Dela foi lhe tirado tudo que a fazia ser aquela mulher de vida plena. Pouco a pouco seu modo de viver foi se modificando e como se não existisse nenhuma perspectiva, foi indo a esmo sem um significado especial, que a fizesse existir plenamente como a pessoa que sempre foi. Nada de propósito. Nem ela, nem ninguém, criaram tal situação. As coisas foram acontecedendo, o tempo corria e assim ela ficava sem muito entender o que também ninguém entendia. Anos se passaram. Dias normais, dias de festas, comemorações de aniversários, dela e da família. Alegrias, tristezas, bisnetos chegando, a família mais se harmonizando. Para ela, alegria, por estar com todos, sempre cercada de muito carinho. Alguma coisa faltava. Não falava, não deixava transparecer o que ela mesma nem sabia que sentia ou que nem sentia.
Quando o marido morreu, pediu para morar em Maceió, com a maioria dos filhos. A partir daí, deixou uma vida que construiu. Não queria voltar, o elo estaria quebrado. Até ai tinha consciência do que tinha sido sua decisão. Dizia que estava feliz. Estava com a família. Com o passar dos anos, 80, 81, 82, 83, 84, 85, 86, tornou-se mais solitária, mesmo a casa com os familiares. Ausente, estando aparentemente atenta às conversas, fala que quer ir embora. Já está na hora de ir embora para sua casa. Torna-se constante sua aflição como também de sua família. A família que faz questão de estar com ela. “Quero ir para o Batatal, vou com quem?“. “Pode deixar que vou andando, estou acostumada”. Horas de lucidez e mais horas de não lucidez. Mesmo com todos ao seu lado, ela não está feliz, queria viver a outra vida. Aquela que viveu um dia com seu pai, sua mãe e seus irmãos, misturada com a que viveu com seu marido, seus filhos. Fala mais da vida da infância, de sua plantação de algodão e de sua colheita.

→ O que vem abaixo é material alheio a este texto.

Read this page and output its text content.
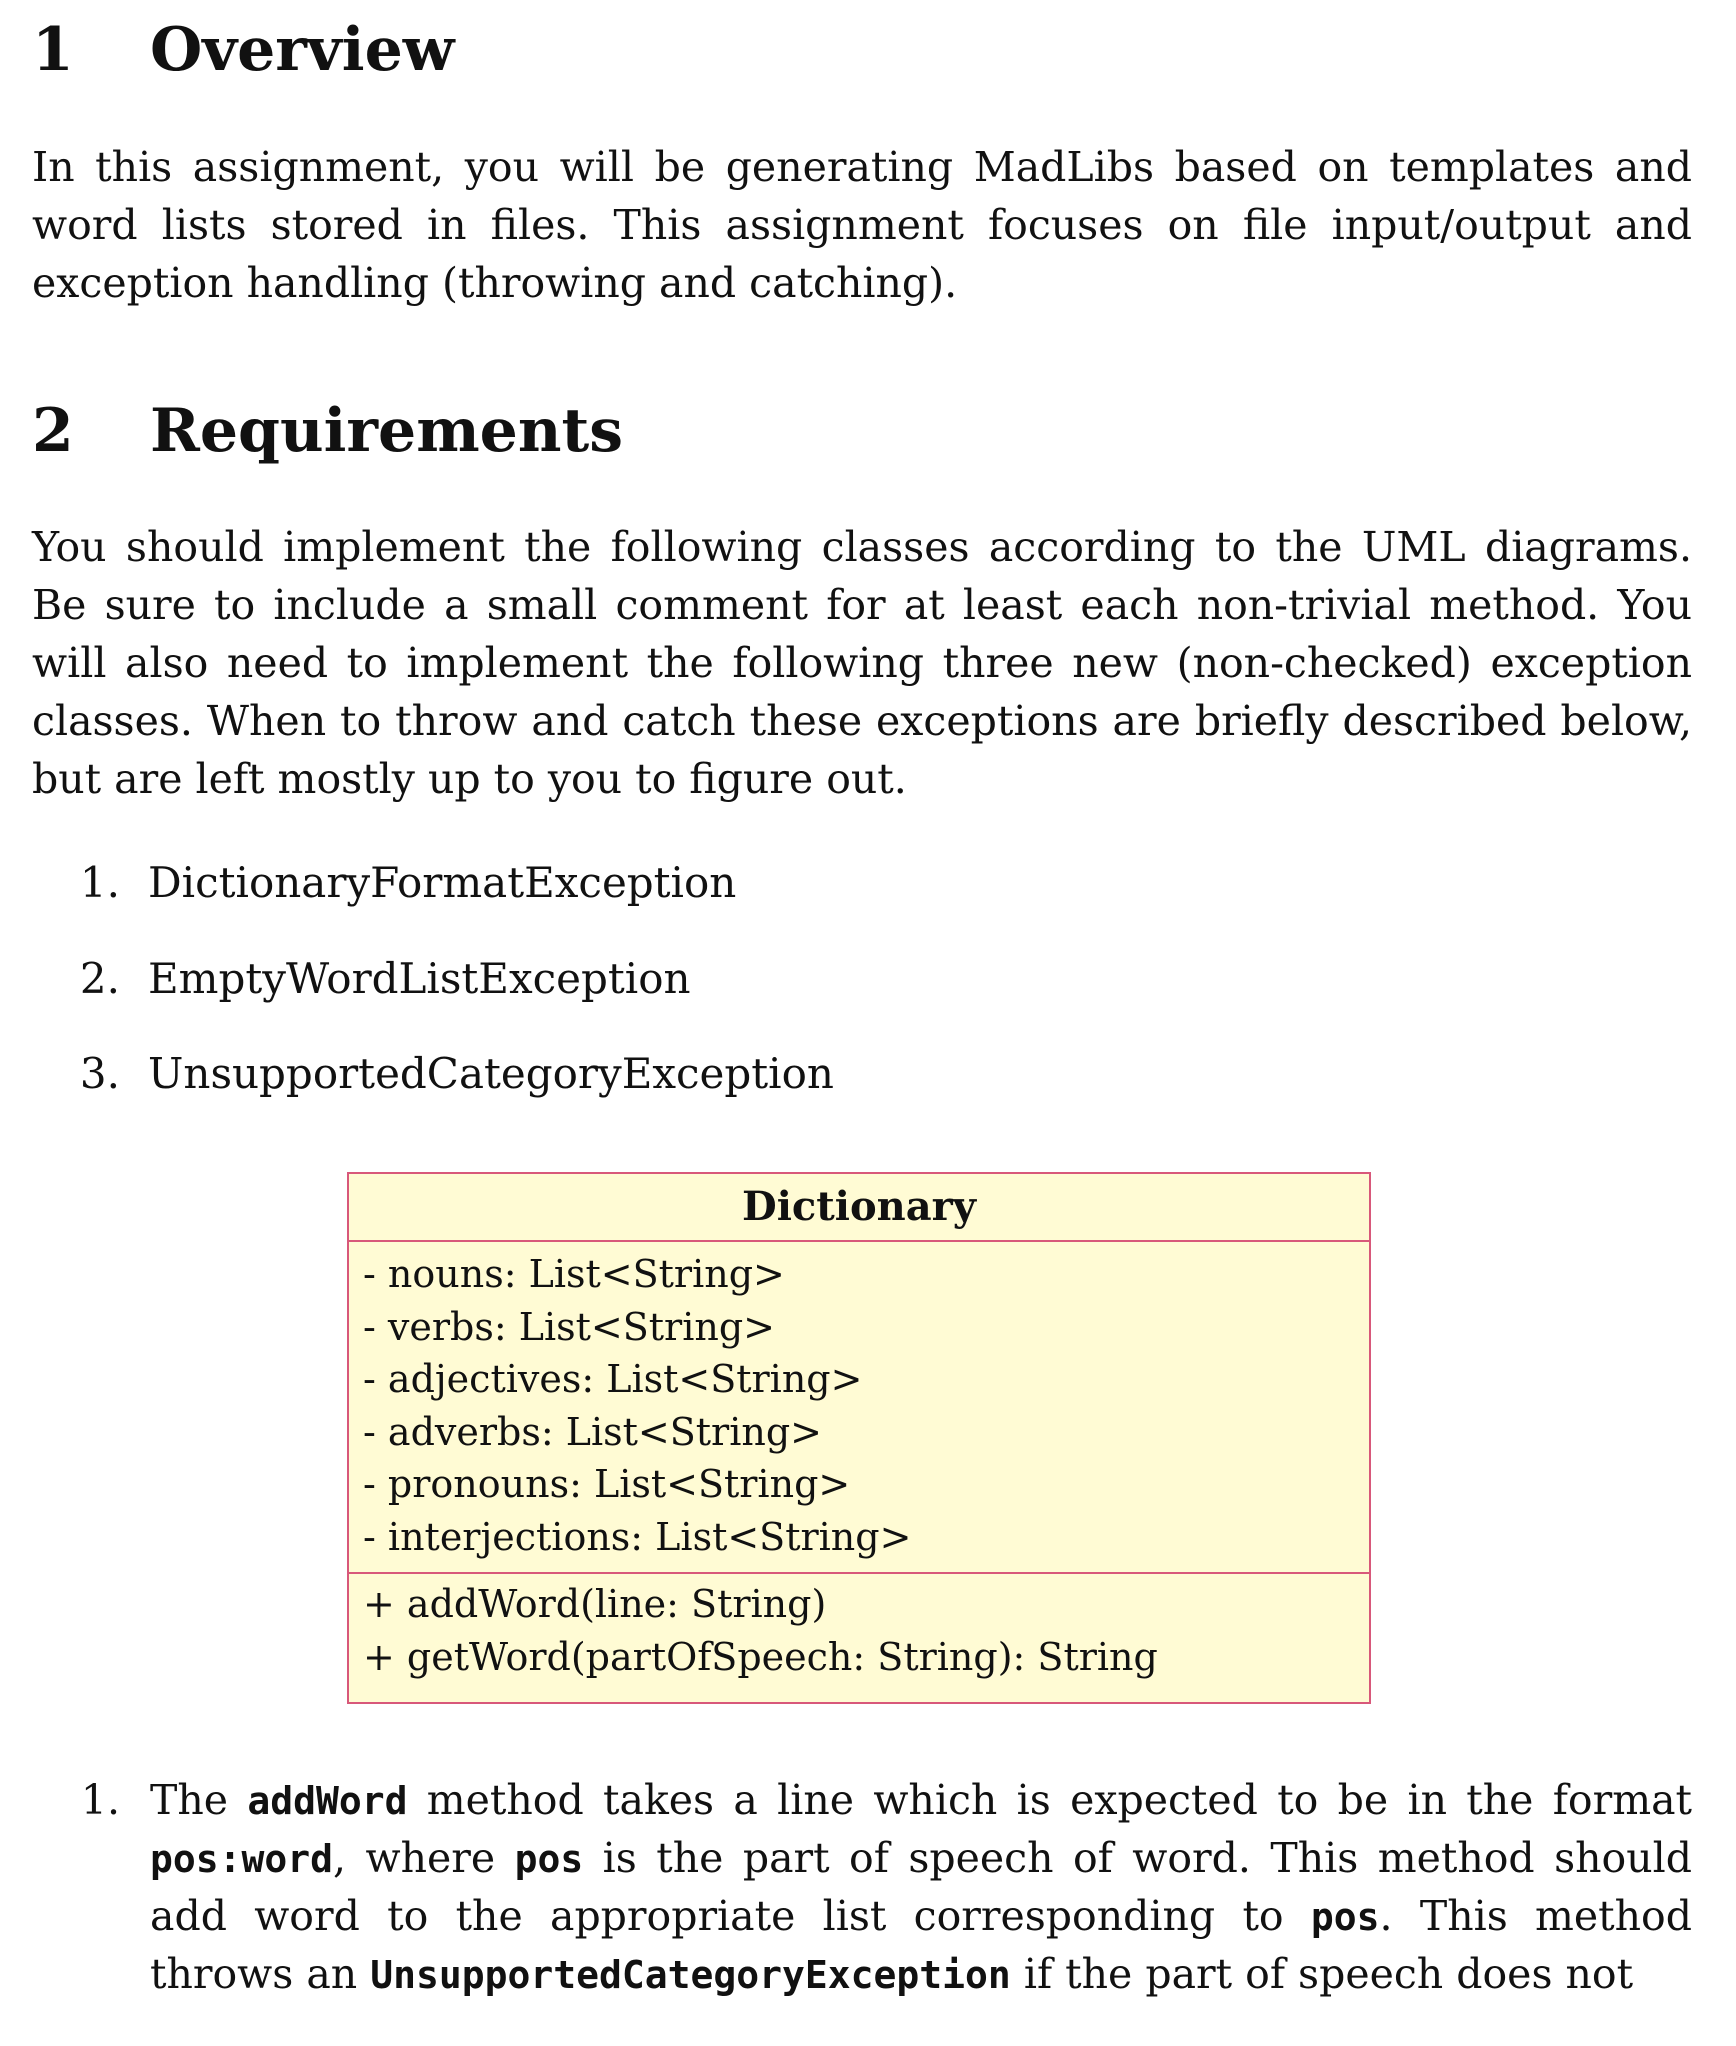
1 Overview
In this assignment, you will be generating MadLibs based on templates and word lists stored in files. This assignment focuses on file input/output and exception handling (throwing and catching).
2 Requirements
You should implement the following classes according to the UML diagrams. Be sure to include a small comment for at least each non-trivial method. You will also need to implement the following three new (non-checked) exception classes. When to throw and catch these exceptions are briefly described below, but are left mostly up to you to figure out.
1. DictionaryFormatException
2. EmptyWordListException
3. UnsupportedCategoryException
Dictionary
- nouns: List<String>
- verbs: List<String>
- adjectives: List<String>
- adverbs: List<String>
- pronouns: List<String>
- interjections: List<String>
+ addWord(line: String)
+ getWord(partOfSpeech: String): String
1. The addWord method takes a line which is expected to be in the format pos:word, where pos is the part of speech of word. This method should add word to the appropriate list corresponding to pos. This method throws an UnsupportedCategoryException if the part of speech does not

Diante do seu sofrimento, a família resolveu levá-la para a antiga morada, não a da infância, embora, ela sentisse mais prazer por ela. A casa e o tempo da infância não existem mais em sua matéria, só fazem parte de sua imaginação. A outra vida, a que foi feliz com seu marido e filhos para criar, também não mais existem, permanece a casa, intacta, e até permanece bela, no entanto, nada mais representa para ela. Aparentemente, lá, ela está feliz, vivendo uma vida imaginária. Quem sabe, em seu modo de pensar, os animais precisam de sua ajuda. As pessoas da casa necessitam dos seus cuidados domésticos. Cumpre suas tarefas imaginárias e não mais pede para voltar para casa. Pega a chaleira, quer colocar água e fazer o café para todos. Lá, em Maceió, quando chega a hora da saudade, precisamente, às 18 horas, insinua que é hora de todos irem para suas casas, que ela também tem que ir. Ou, tenta arrumar lugar para todos dormirem ali mesmo.